AMA President Jesse Ehrenfeld, MD, MPH, has seen his share of casualties from physician burnout in the United States. A physician whom he recruited packed up her practice because she could no longer tolerate the policy environment and restrictions on care in her community.
During the pandemic, an emergency physician colleague of his committed suicide.
“He was a loving soul who didn't know how to ask for help. And unfortunately, the stigma around asking for help when you need it continues to this day,” said Dr. Ehrenfeld, an anesthesiologist.
Walking into the physician's lounge one day, he saw a surgical colleague break down in tears from exhaustion and frustration.
“We’ve got a workforce at risk. And there are tremendous pressures,” said Dr. Ehrenfeld, who spoke on physician burnout and other topics ranging from augmented intelligence (AI) to workforce shortages during Sanford Health’s second annual Summit on the Future of Rural Health Care.
An aging physician workforce is trying to take care of an aging population. Incidence of chronic conditions like obesity and hypertension is on the rise.
Reengineering care delivery is a vital solution, Dr. Ehrenfeld told Luis Garcia, MD, president of Sanford Clinic and Sanford World Clinic, and moderator of the session on burnout. Dr. Garcia also is a member of the AMA Integrated Physician Practice Section’s governing council.
Sioux Falls, South Dakota-based Sanford Health is part of the AMA Health System Program, which provides enterprise solutions to equip leadership, physicians and care teams with resources to help drive the future of medicine. The health system has proactively addressed burnout, focusing on three well-being priorities: engagement, resiliency and leadership.

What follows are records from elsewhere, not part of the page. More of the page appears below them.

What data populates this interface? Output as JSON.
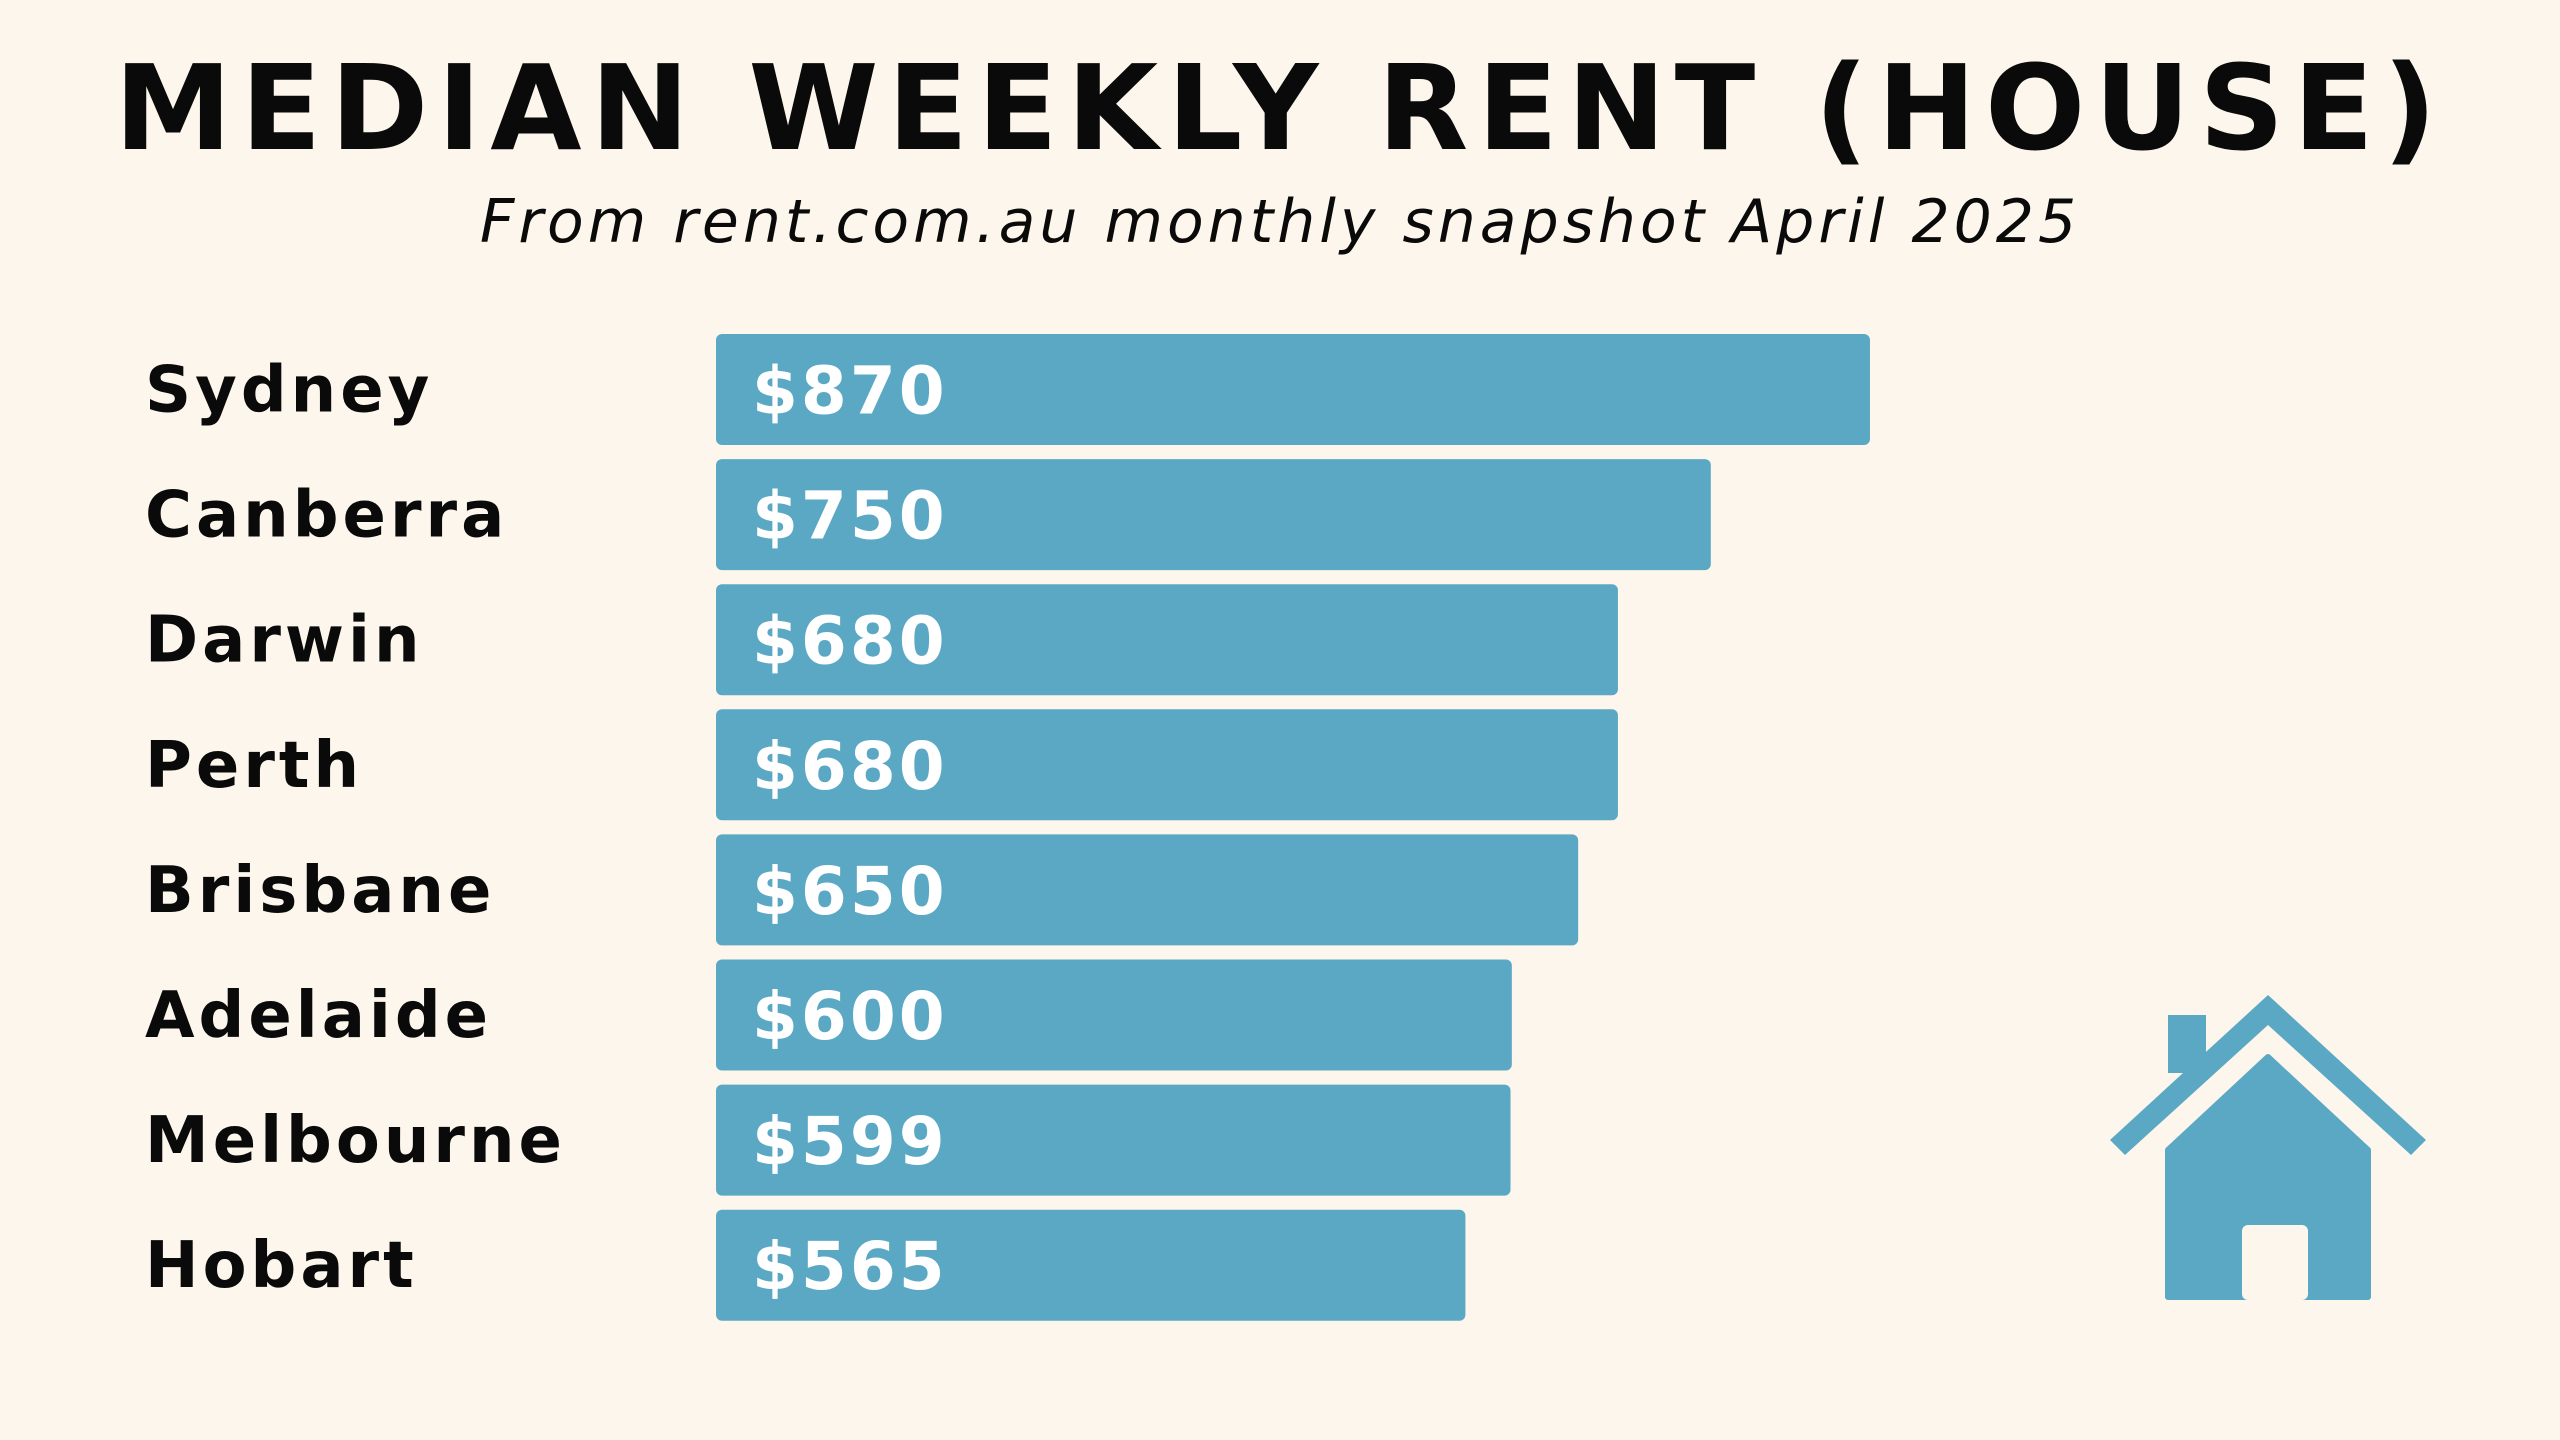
{
  "chart_data": {
    "type": "bar",
    "orientation": "horizontal",
    "title": "MEDIAN WEEKLY RENT (HOUSE)",
    "subtitle": "From rent.com.au monthly snapshot April 2025",
    "categories": [
      "Sydney",
      "Canberra",
      "Darwin",
      "Perth",
      "Brisbane",
      "Adelaide",
      "Melbourne",
      "Hobart"
    ],
    "values": [
      870,
      750,
      680,
      680,
      650,
      600,
      599,
      565
    ],
    "value_labels": [
      "$870",
      "$750",
      "$680",
      "$680",
      "$650",
      "$600",
      "$599",
      "$565"
    ],
    "xlabel": "",
    "ylabel": "",
    "grid": false,
    "legend": "none",
    "bar_color": "#5ba8c4"
  },
  "colors": {
    "background": "#fdf6ec",
    "text": "#0a0a0a",
    "bar": "#5ba8c4",
    "bar_text": "#ffffff"
  },
  "icons": {
    "decoration": "house-icon"
  }
}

The Sanford Health Summit on the Future of Rural Health Care brought together health system CEOs, industry experts, prominent tech leaders and front-line caregivers for candid, wide-ranging conversations about the future of rural health care.
“If we don't come at these things systematically, which is what the AMA Recovery Plan for America's Physicians is all about, we are going to be in a real, real pickle,” Dr. Ehrenfeld said. (Watch his conversation with Dr. Garcia, and check out this playlist of other sessions from the Sanford Summit on the Future of Rural Health Care.)
Far too many American physicians experience burnout. That's why the AMA develops resources that prioritize well-being and highlight workflow changes so physicians can focus on what matters—patient care.
Improve workflows, remove burdens
COVID-19 significantly affected physician well-being. Post-pandemic data show “unprecedented levels of burnout,” noted Dr. Garcia. Up to 60% of physicians suffer from burnout; 25% are depressed, and 9% have declared suicidal thoughts. Two in five physicians have considered leaving the medical field, he added.
“The problem's not with the physician—the problem is the systems that we work in,” Dr. Ehrenfeld noted. It’s about administrative waste and poor organization.
Scrapping our entire health system to remove the inefficiencies is too daunting, he continued. Instead, the profession needs to think about peeling away these infrastructure problems; reengineering workflow and leveraging technologies to make things easier, he urged.
This involves doing pre-visit work to make sure that medication reconciliation isn’t a burdensome afterthought, but something that works for the team and works for the patient.
“The AMA has been working to try to support systems and practices large and small in doing this,” said Dr. Ehrenfeld. AMA STEPS Forward® toolkits, for example, educate systems and practices on how to do things in a systematic way to optimize care.
Sanford Health earned gold level recognition in the AMA Joy in Medicine™ Health System Recognition Program this year. Learn how the health system keeps pressing on to prevent doctor burnout.
AI can boost workflow capacity
Technology is a key part of reimagining care. Health systems are making creative use of AI.
A small box the size of a speaker has made it easy to screen patients with diabetes for diabetic retinopathy, for example. A primary care office could use it.
“Suddenly, you can screen, endlessly, every diabetic patient in America for diabetic retinopathy. And then it means your ophthalmologists only need to see the patients with the disease. That's how you reimagine a workflow to scale capacity using the technologies,” said Dr. Ehrenfeld.
Unfortunately, too much IT is developed without physicians’ insight and involvement—with adverse consequences for doctors and for patient care.
“We need these things to work better for all of us. We need them to contribute to solving the problems, not making them worse. But that requires, obviously, our voice and clinical insights to be present throughout the technology design cycle,” he said, highlighting the AMA Physician Innovation Network and Health2047, the Silicon Valley-based subsidiary of the AMA created to overcome systemic dysfunction in the U.S. health care system.